The principal question presented by the facts above stated, is whether the agreement which is the foundation of this action is valid.
The general term of the superior court, in the opinion given on the reversal of the judgment, placed its decision on the ground that it is void; first, because it is against public pol*449icy; and, second, because it is in the nature of a wager, and prohibited by statute.
We cannot concur in this conclusion.
It is fairly inferable, in the absence of proof or even a suggestion to the contrary, that Judge Bonney, at the time of the execution of the mortgage given by him, owned the whole of the property mortgaged, and that when Mr. Coit executed the mortgage in question he had become the owner of the portion thereof covered by it, leaving the title to the residue still in Judge Bonney. That, under settled principles of equity, would have given the plaintiff the equitable right, as admitted by the court below, and as established by the case of Rathbone v. Clark, 9 Paige, 648, to have such residue sold first. See also 2 Story Eq. Jur. 3 ed. § 1233, a.
So too, if the whole of the property had become vested in Mr. Coit, and he had assumed the payment of the first mortgage, the plaintiff would also have had an equitable claim to the interposition of the court, so far as to have compelled Mr. Eoe to have exhausted his remedy against the property not covered by the plaintiff’s mortgage before recourse was had to that which was covered, upon the general principle of equity, that if a claimant has two funds to which he may resort, a person having an interest in one only has a right to compel the former to resort to the other, if that becomes necessary to satisfy both. Willard Eq. Jur. 337, 561, 562; Schryver v. Teller, 9 Paige, 173.
A judgment in accordance with those principles would have been equitable and proper, for the protection of the right of the plaintiff, the party in interest; and the defendant’s contract was, substantially, that such relief would be granted.
There is, therefore, no ground, in my ojfinion, for saying that such an agreement was either against public policy or a wager.
I am aware that it is said by the learned justice giving the opinion referred to, that while it is to be inferred, probably, that Mr. Bonney, when he gave the five thousand dollar mortgage to Eoe, owned all the lots covered by it, it did not appear whether he first aliened the two lots mortgaged to Hawke orv the other lots, but he concedes that it may be inferred that. *450Hawke could not have mortgaged the two lots without having title.

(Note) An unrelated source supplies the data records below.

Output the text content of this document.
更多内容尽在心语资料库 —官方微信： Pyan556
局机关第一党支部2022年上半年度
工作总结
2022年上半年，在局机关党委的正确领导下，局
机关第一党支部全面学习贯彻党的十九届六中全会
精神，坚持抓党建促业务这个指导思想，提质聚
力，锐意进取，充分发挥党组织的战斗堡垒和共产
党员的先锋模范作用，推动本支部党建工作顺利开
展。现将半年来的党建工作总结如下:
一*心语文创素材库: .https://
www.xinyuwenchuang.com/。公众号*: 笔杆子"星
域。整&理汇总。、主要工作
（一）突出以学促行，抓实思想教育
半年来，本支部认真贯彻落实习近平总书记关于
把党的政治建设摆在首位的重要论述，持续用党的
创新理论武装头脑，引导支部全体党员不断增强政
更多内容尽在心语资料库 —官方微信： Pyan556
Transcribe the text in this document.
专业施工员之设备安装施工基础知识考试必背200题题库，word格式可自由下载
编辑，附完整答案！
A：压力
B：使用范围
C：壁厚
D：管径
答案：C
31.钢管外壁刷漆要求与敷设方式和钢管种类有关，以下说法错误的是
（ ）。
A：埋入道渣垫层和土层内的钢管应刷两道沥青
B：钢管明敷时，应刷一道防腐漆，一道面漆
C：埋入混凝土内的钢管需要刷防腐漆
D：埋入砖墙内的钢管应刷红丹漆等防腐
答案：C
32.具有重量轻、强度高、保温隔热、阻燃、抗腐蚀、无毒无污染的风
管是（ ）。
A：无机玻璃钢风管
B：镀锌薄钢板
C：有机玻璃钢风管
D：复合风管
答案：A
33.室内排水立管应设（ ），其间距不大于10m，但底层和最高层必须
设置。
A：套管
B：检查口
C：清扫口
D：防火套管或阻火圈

That concession, without proof or even a suggestion that the residue of the property had been sold, warrants the further inference, as already stated, that the title to the residue continued in Judge Bonney.
Presumptions are to be made in favor of the legality, rather than the illegality of the contract; and it was incumbent on the defendant to establish the facts avoiding the obligation entered into, as the admitted facts were, prima facie, át least, sufficient to support its validity.
Assuming, then, the contract to be valid, the evidence offered in relation to the question of damages was properly excluded. The damages (as said in the opinion of the court below), related to a single breach or default; they were entirely uncertain, and were the proper subject of liquidation, by the parties. ' They were so liquidated, and hence not a penalty. Clement v. Cash, 21 N. Y. 253; see also the remarks of Ruggles, J., in Cotheal v. Talmage, 9 N. Y. (5 Seld.) 551, maintaining the same principle.
If the proof offered had been admitted, it could not have altered or in any way affected the rule of damages.
It mity, however, be proper to add, that if the amount mentioned in the contract is to be construed as a pepalty, the defendant was not prejudiced by the exclusion of the evidence.
The plaintiff only claimed and recovered the deficiency due on his bond and mortgage, after the surplus arising from the proceeds of sale had been applied and credited thereon.
That amount he was, in any view of the case, entitled to recover ; and I see no principle on which the claim of the defendant can be sustained, that the plaintiff could not recover without a tender to him by the plaintiff of a reassignment of the bond and mortgage.
It is not necessary here to inquire whether hé could be entitled to such reassignment on payment of the deficiency sued for. He certainly could not demand it without payment or satisfaction of the amount due from him to the plaintiff on his own contract.
It follows from the views above expressed that the judgment *451of reversal should be reversed, and that the original judgment should be affirmed, with costs in both courts.
Order reversed, and judgment for plaintiff on the verdict, with costg.